Listen to an interview with study's principal author, Michael Goodman, on WBUR
While the 2007 UMDI study found that municipal service costs exceeded municipal tax receipts in three of the six developments, the new PPC study finds that these net costs represent less than one third (31 percent) of new state tax revenues associated with these developments.
This suggests that state tax revenues from new housing are large enough to compensate communities for the negative local fiscal impacts of new housing.
“Overall our findings suggest that the net new state tax revenue generated by local mixed-income housing offsets any net negative fiscal burdens to communities,” said UMass Professor Michael Goodman, executive director of the PPC and one of the report’s authors. “A state policy that dedicated a portion of this revenue to communities could alleviate some of the hesitancy to permit new housing developments in response to market demands.”
In addition, the study finds that:
- School district enrollment capacity matters. The ability of a district to add more students without hiring additional teachers or increasing class size has a significant effect on district expenditures. On average, a 1 percent increase in enrollment in districts without capacity is associated with a 0.91 percent increase in expenditures. On average, a 1 percent increase in enrollment in districts with excess capacity is associated with a 0.65 percent increase in expenditures.
- Better planning could reduce the chance of negative financial impacts. The report contains a series of demographic multipliers describing the average number of school age children by unit type and unit value designed to be use as a planning tool.
The PPC study was commissioned by the Massachusetts Housing Partnership (MHP), a public non-profit agency that supports and finances affordable housing. MHP commissioned it as part of its ongoing “Unlock the Commonwealth” initiative, which is dedicated to recommending growth policies to help the Commonwealth better respond to housing demand so it can realize its full economic potential.

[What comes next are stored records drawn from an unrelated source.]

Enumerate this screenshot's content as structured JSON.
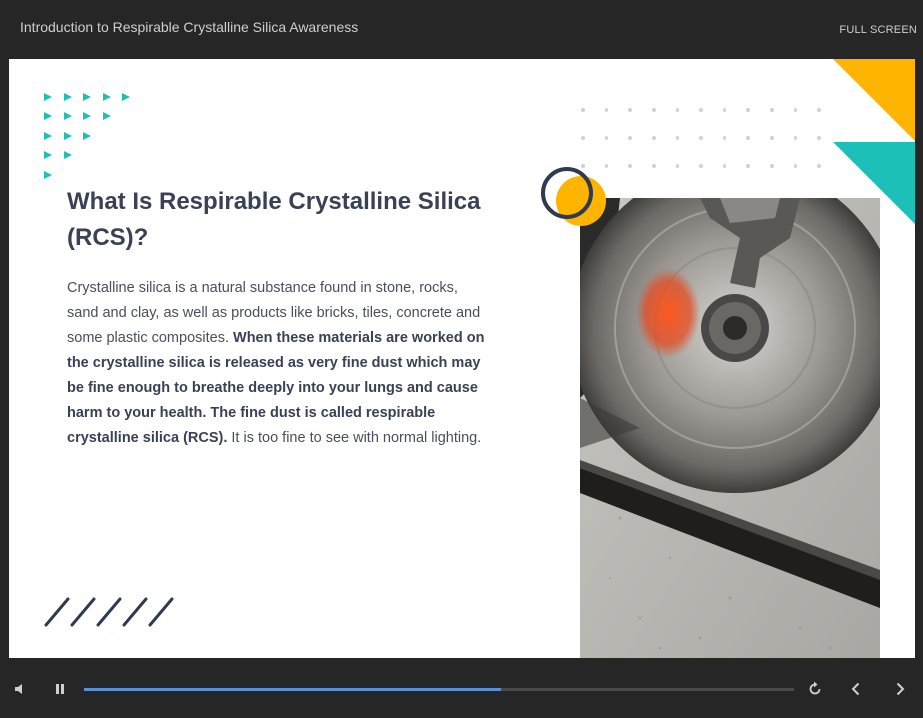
{
  "header": {
    "course_title": "Introduction to Respirable Crystalline Silica Awareness",
    "fullscreen_label": "FULL SCREEN"
  },
  "slide": {
    "heading": "What Is Respirable Crystalline Silica (RCS)?",
    "paragraph": {
      "part1": "Crystalline silica is a natural substance found in stone, rocks, sand and clay, as well as products like bricks, tiles, concrete and some plastic composites. ",
      "part2_bold": "When these materials are worked on the crystalline silica is released as very fine dust which may be fine enough to breathe deeply into your lungs and cause harm to your health. The fine dust is called respirable crystalline silica (RCS).",
      "part3": " It is too fine to see with normal lighting."
    }
  },
  "player": {
    "progress_fraction": 0.587,
    "icons": [
      "volume-icon",
      "pause-icon",
      "replay-icon",
      "previous-icon",
      "next-icon"
    ]
  },
  "colors": {
    "teal": "#1cc0b9",
    "yellow": "#ffb400",
    "navy": "#3a4156",
    "progress": "#5b8fd6"
  }
}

“The PPC study illustrates that new housing developments have a positive fiscal impact on the Commonwealth overall and that community resistance to housing development results in a lost opportunity to generate new state revenue,” said Clark Ziegler, MHP’s executive director. “The suggestion that state revenues from new housing are enough to fully compensate for local fiscal impacts would help address one of the arguments that communities make when resisting new housing developments.”